I tried to look at the time, but my 3 dollar watch that I had purchased in a street market in Hong Kong got stuck at 4:45 am. I have no idea of how long I’ve been sleeping or at what time we got in this ride. I can recall that the night before we had got in a different bus overloaded with families and a very strong smell of urine, we had made sure that the travel agency where we booked the trip guaranteed that we would have regular seats, lesson that we had learned by experience. People were sitting on hard tiny stools in the bus isle, we were told that the bus would stop in Nanning 4 hours later to shift buses and continue our way to Pinxang. We got in the bus at 11 pm, and last time I could see the time we had been driving for 5 hours already.


We stopped in a sketchy bus station where we got off; half asleep we followed by instinct the other 80 passengers that were leaving.
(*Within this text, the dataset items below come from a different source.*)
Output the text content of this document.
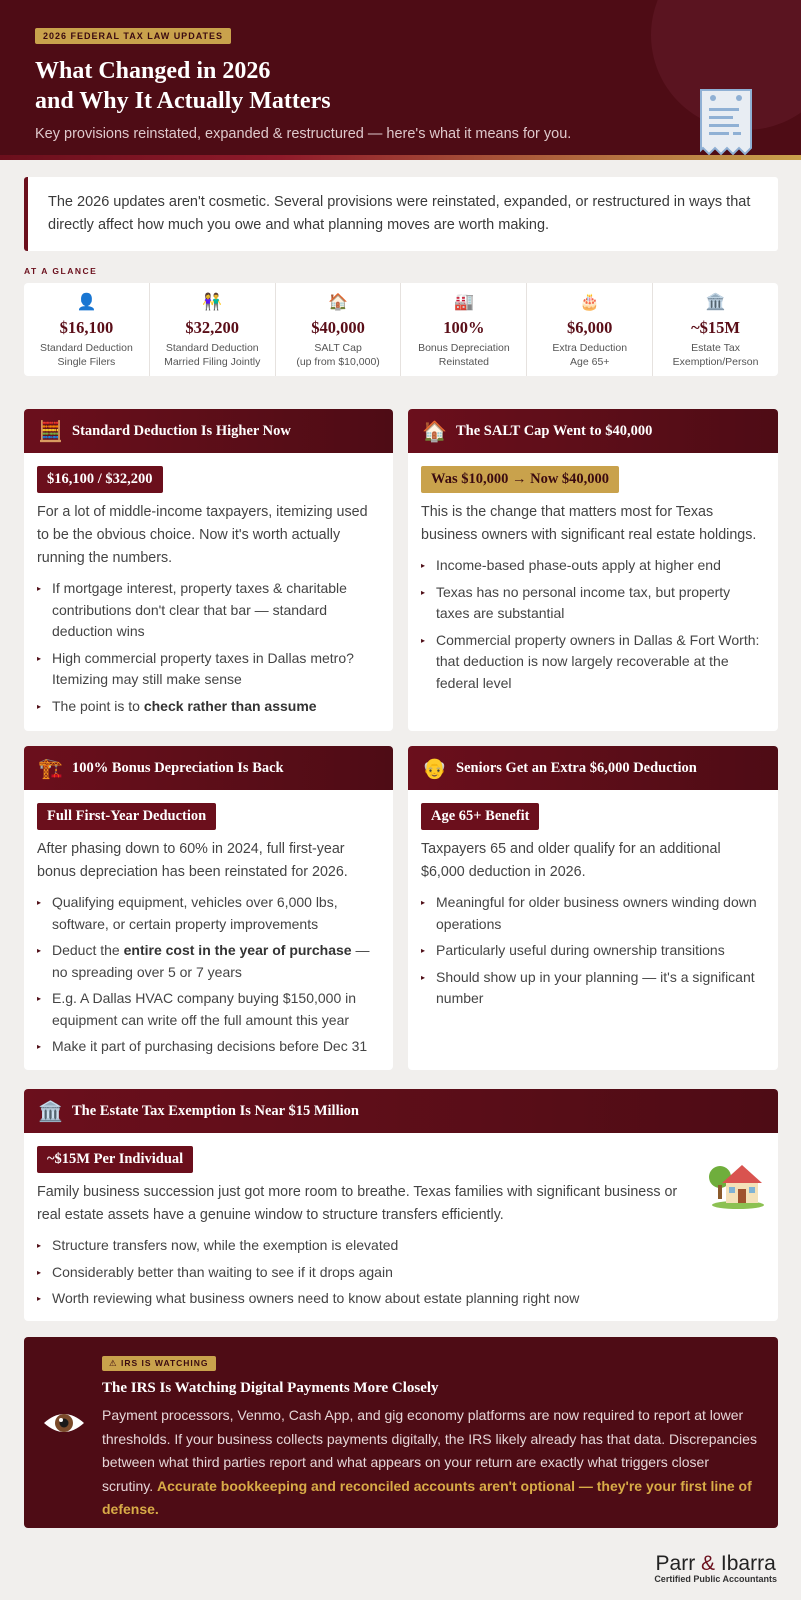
2026 FEDERAL TAX LAW UPDATES
What Changed in 2026
and Why It Actually Matters
Key provisions reinstated, expanded & restructured — here's what it means for you.
The 2026 updates aren't cosmetic. Several provisions were reinstated, expanded, or restructured in ways that directly affect how much you owe and what planning moves are worth making.
AT A GLANCE
👤
$16,100
Standard Deduction
Single Filers
👫
$32,200
Standard Deduction
Married Filing Jointly
🏠
$40,000
SALT Cap
(up from $10,000)
🏭
100%
Bonus Depreciation
Reinstated
🎂
$6,000
Extra Deduction
Age 65+
🏛️
~$15M
Estate Tax
Exemption/Person
🧮 Standard Deduction Is Higher Now
$16,100 / $32,200
For a lot of middle-income taxpayers, itemizing used to be the obvious choice. Now it's worth actually running the numbers.
▸ If mortgage interest, property taxes & charitable contributions don't clear that bar — standard deduction wins
▸ High commercial property taxes in Dallas metro? Itemizing may still make sense
▸ The point is to check rather than assume
🏠 The SALT Cap Went to $40,000
Was $10,000 → Now $40,000
This is the change that matters most for Texas business owners with significant real estate holdings.
▸ Income-based phase-outs apply at higher end
▸ Texas has no personal income tax, but property taxes are substantial
▸ Commercial property owners in Dallas & Fort Worth: that deduction is now largely recoverable at the federal level
🏗️ 100% Bonus Depreciation Is Back
Full First-Year Deduction
After phasing down to 60% in 2024, full first-year bonus depreciation has been reinstated for 2026.
▸ Qualifying equipment, vehicles over 6,000 lbs, software, or certain property improvements
▸ Deduct the entire cost in the year of purchase — no spreading over 5 or 7 years
▸ E.g. A Dallas HVAC company buying $150,000 in equipment can write off the full amount this year
▸ Make it part of purchasing decisions before Dec 31
👴 Seniors Get an Extra $6,000 Deduction
Age 65+ Benefit
Taxpayers 65 and older qualify for an additional $6,000 deduction in 2026.
▸ Meaningful for older business owners winding down operations
▸ Particularly useful during ownership transitions
▸ Should show up in your planning — it's a significant number
🏛️ The Estate Tax Exemption Is Near $15 Million
~$15M Per Individual
Family business succession just got more room to breathe. Texas families with significant business or real estate assets have a genuine window to structure transfers efficiently.
▸ Structure transfers now, while the exemption is elevated
▸ Considerably better than waiting to see if it drops again
▸ Worth reviewing what business owners need to know about estate planning right now
⚠ IRS IS WATCHING
The IRS Is Watching Digital Payments More Closely
Payment processors, Venmo, Cash App, and gig economy platforms are now required to report at lower thresholds. If your business collects payments digitally, the IRS likely already has that data. Discrepancies between what third parties report and what appears on your return are exactly what triggers closer scrutiny. Accurate bookkeeping and reconciled accounts aren't optional — they're your first line of defense.
Parr & Ibarra
Certified Public Accountants
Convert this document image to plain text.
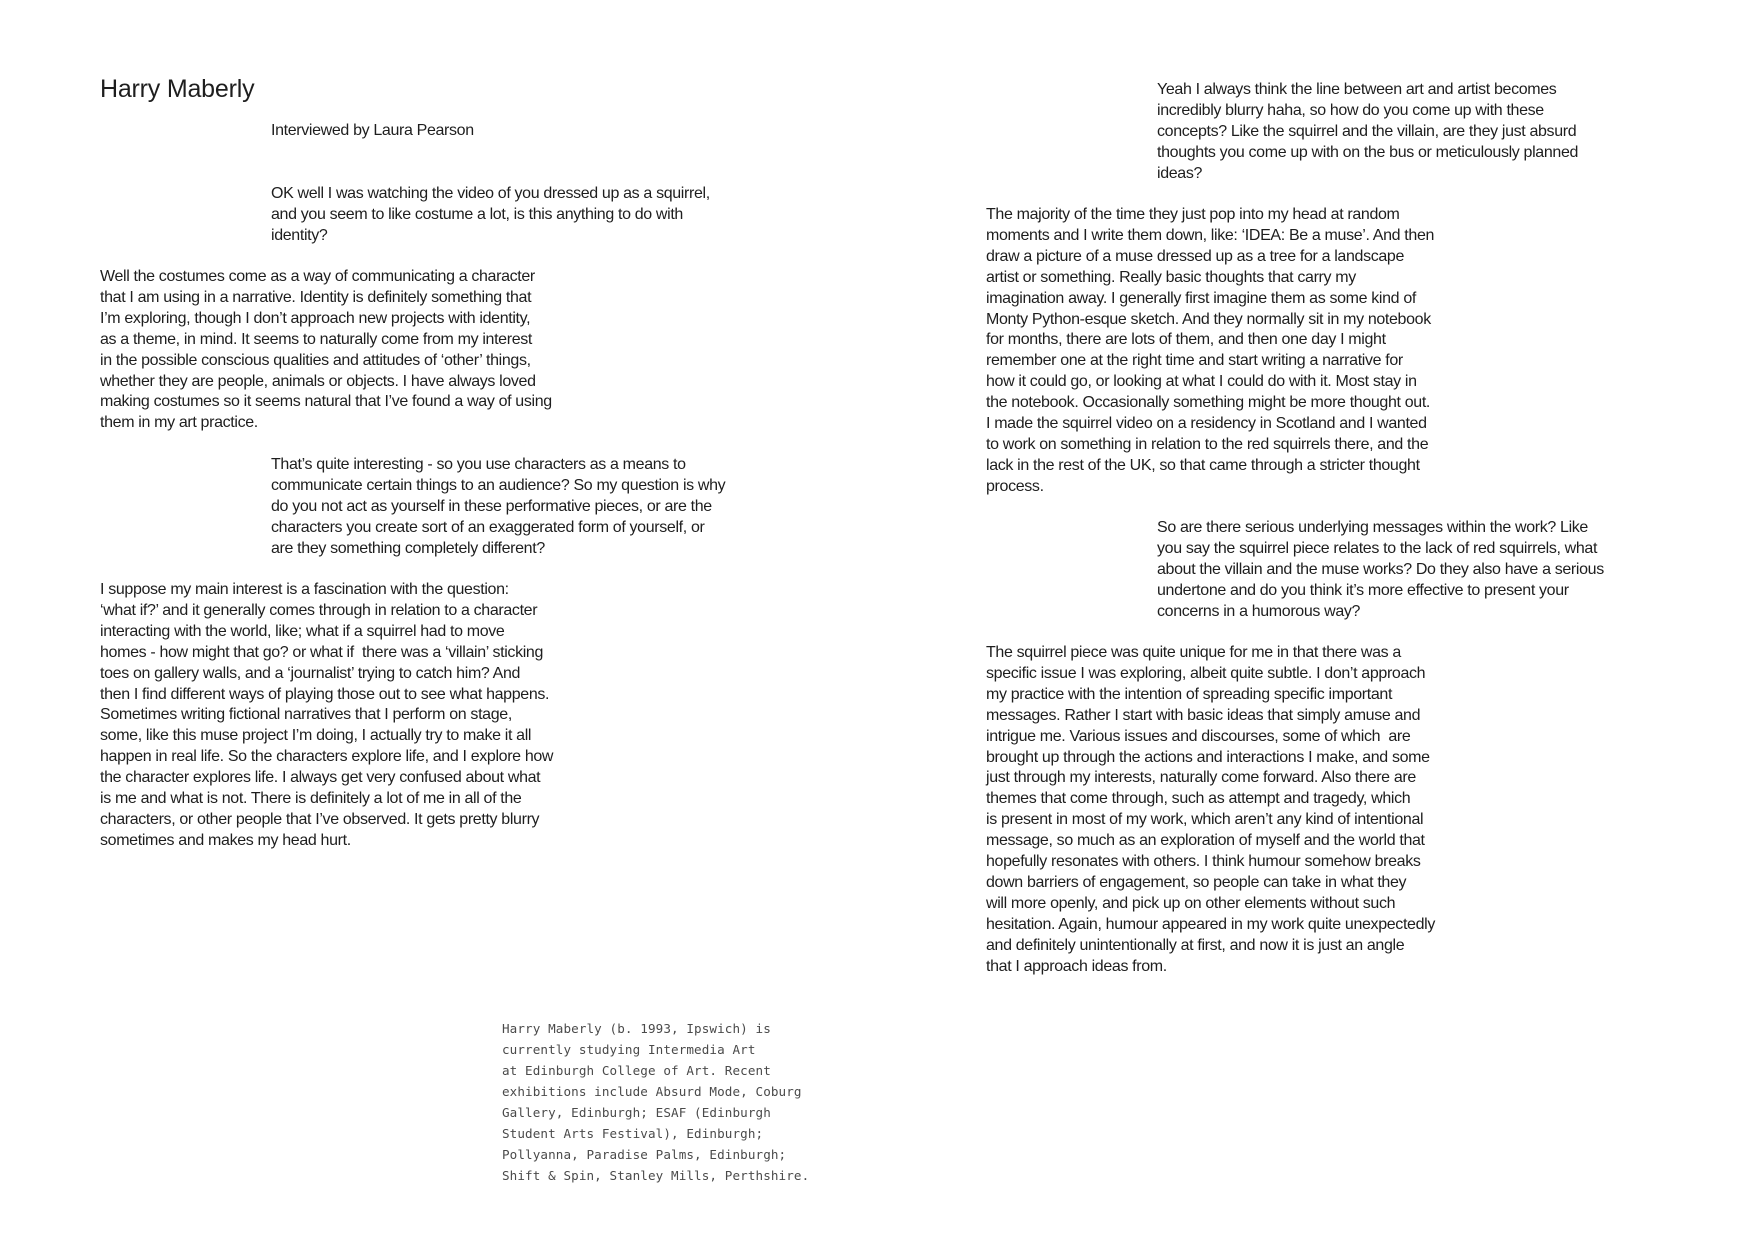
Harry Maberly
Interviewed by Laura Pearson
OK well I was watching the video of you dressed up as a squirrel,
and you seem to like costume a lot, is this anything to do with
identity?
Well the costumes come as a way of communicating a character
that I am using in a narrative. Identity is definitely something that
I’m exploring, though I don’t approach new projects with identity,
as a theme, in mind. It seems to naturally come from my interest
in the possible conscious qualities and attitudes of ‘other’ things,
whether they are people, animals or objects. I have always loved
making costumes so it seems natural that I’ve found a way of using
them in my art practice.
That’s quite interesting - so you use characters as a means to
communicate certain things to an audience? So my question is why
do you not act as yourself in these performative pieces, or are the
characters you create sort of an exaggerated form of yourself, or
are they something completely different?
I suppose my main interest is a fascination with the question:
‘what if?’ and it generally comes through in relation to a character
interacting with the world, like; what if a squirrel had to move
homes - how might that go? or what if  there was a ‘villain’ sticking
toes on gallery walls, and a ‘journalist’ trying to catch him? And
then I find different ways of playing those out to see what happens.
Sometimes writing fictional narratives that I perform on stage,
some, like this muse project I’m doing, I actually try to make it all
happen in real life. So the characters explore life, and I explore how
the character explores life. I always get very confused about what
is me and what is not. There is definitely a lot of me in all of the
characters, or other people that I’ve observed. It gets pretty blurry
sometimes and makes my head hurt.
Yeah I always think the line between art and artist becomes
incredibly blurry haha, so how do you come up with these
concepts? Like the squirrel and the villain, are they just absurd
thoughts you come up with on the bus or meticulously planned
ideas?
The majority of the time they just pop into my head at random
moments and I write them down, like: ‘IDEA: Be a muse’. And then
draw a picture of a muse dressed up as a tree for a landscape
artist or something. Really basic thoughts that carry my
imagination away. I generally first imagine them as some kind of
Monty Python-esque sketch. And they normally sit in my notebook
for months, there are lots of them, and then one day I might
remember one at the right time and start writing a narrative for
how it could go, or looking at what I could do with it. Most stay in
the notebook. Occasionally something might be more thought out.
I made the squirrel video on a residency in Scotland and I wanted
to work on something in relation to the red squirrels there, and the
lack in the rest of the UK, so that came through a stricter thought
process.
So are there serious underlying messages within the work? Like
you say the squirrel piece relates to the lack of red squirrels, what
about the villain and the muse works? Do they also have a serious
undertone and do you think it’s more effective to present your
concerns in a humorous way?
The squirrel piece was quite unique for me in that there was a
specific issue I was exploring, albeit quite subtle. I don’t approach
my practice with the intention of spreading specific important
messages. Rather I start with basic ideas that simply amuse and
intrigue me. Various issues and discourses, some of which  are
brought up through the actions and interactions I make, and some
just through my interests, naturally come forward. Also there are
themes that come through, such as attempt and tragedy, which
is present in most of my work, which aren’t any kind of intentional
message, so much as an exploration of myself and the world that
hopefully resonates with others. I think humour somehow breaks
down barriers of engagement, so people can take in what they
will more openly, and pick up on other elements without such
hesitation. Again, humour appeared in my work quite unexpectedly
and definitely unintentionally at first, and now it is just an angle
that I approach ideas from.
Harry Maberly (b. 1993, Ipswich) is
currently studying Intermedia Art
at Edinburgh College of Art. Recent
exhibitions include Absurd Mode, Coburg
Gallery, Edinburgh; ESAF (Edinburgh
Student Arts Festival), Edinburgh;
Pollyanna, Paradise Palms, Edinburgh;
Shift & Spin, Stanley Mills, Perthshire.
For half an hour we waited in a dusty corner that had a few seats while covering our faces to avoid the urine smell that had coated our backpacks and the other unidentifiable smells that poisoned our surroundings. A middle aged looking woman stayed nearby to stare at us, smiling at her we realized how used we were to that type of behavior.


As a big surprise to our tired bodies, a bus with sleepers picked us up. An old bold man with a big smile that smoked around 4 cigarettes in less than 20 min spoke to us in Mandarin in an attempt to explain what will happen after getting off our next bus, while lifting my backpack I turned around to face our observant whose baby was waving us goodbye as she grabbed his hand, I could see in her wondering smile that she wanted to talk to us, but the language barrier as usual stopped that conversation.


We haven’t been somewhere long enough to learn the language, always on the move we have only learned to follow our instincts and got quite inventive in using signs. It has been 10 continuous months of travel now, preceded by a couple of years of often moves.


We met for the first time in Mexico City while David was traveling, went to Cuba and back to Mexico, then we parted ways, he went to Europe for 6 months and I moved to VancouverCanada. Many months later we found ourselves traveling together again through the States and all the way to Costa Rica and Panama, finally we moved to Portland, Oregon. 10 months later bored by the routine and eager for new complications we moved to NYC where I got a normal job and we both had a normal life interrupted by a couple of weeks in Brazil. 1 year and 2 months later we hit the road again, from Belize to Guatemala, Mexico, California and on to our most exhausting and long trip.


All that we own is packed in two big and heavy backpacks and each other’s company, not knowing what we are looking for, we travel to see and experience, amused by our capacity to stand extremes in situations completely foreign to the lives we used to have before we met each other.


After I recollect in my mind where and when am I, and how did I get there, I sit up and put on my headphones to listen to the same play list I’ve played every time we take a bus or train since we arrived into China; this is the best way for me to remember in the future how I felt in what I consider stages of my life, a band called Mercurio and Molotown reminds me of when I was in junior high; aerosmith and metallica when I was in highschool; Satoshi Tomiie and old disco remixes remind me of the early years in College; Phsycodelic trance and Cold Play of my early 20s; Feist takes me back to Canada and North Cali; Mika to NYC along with Fergie; “The Bula song” of Fiji, and so forth…Now David Gray, Phill Collins, and Cat Power the ones who will take me back here to make me feel exactly like I do in this bus, to smell the same smells, have the same emotions in my heart and feel the same uncertainty of this wondering around.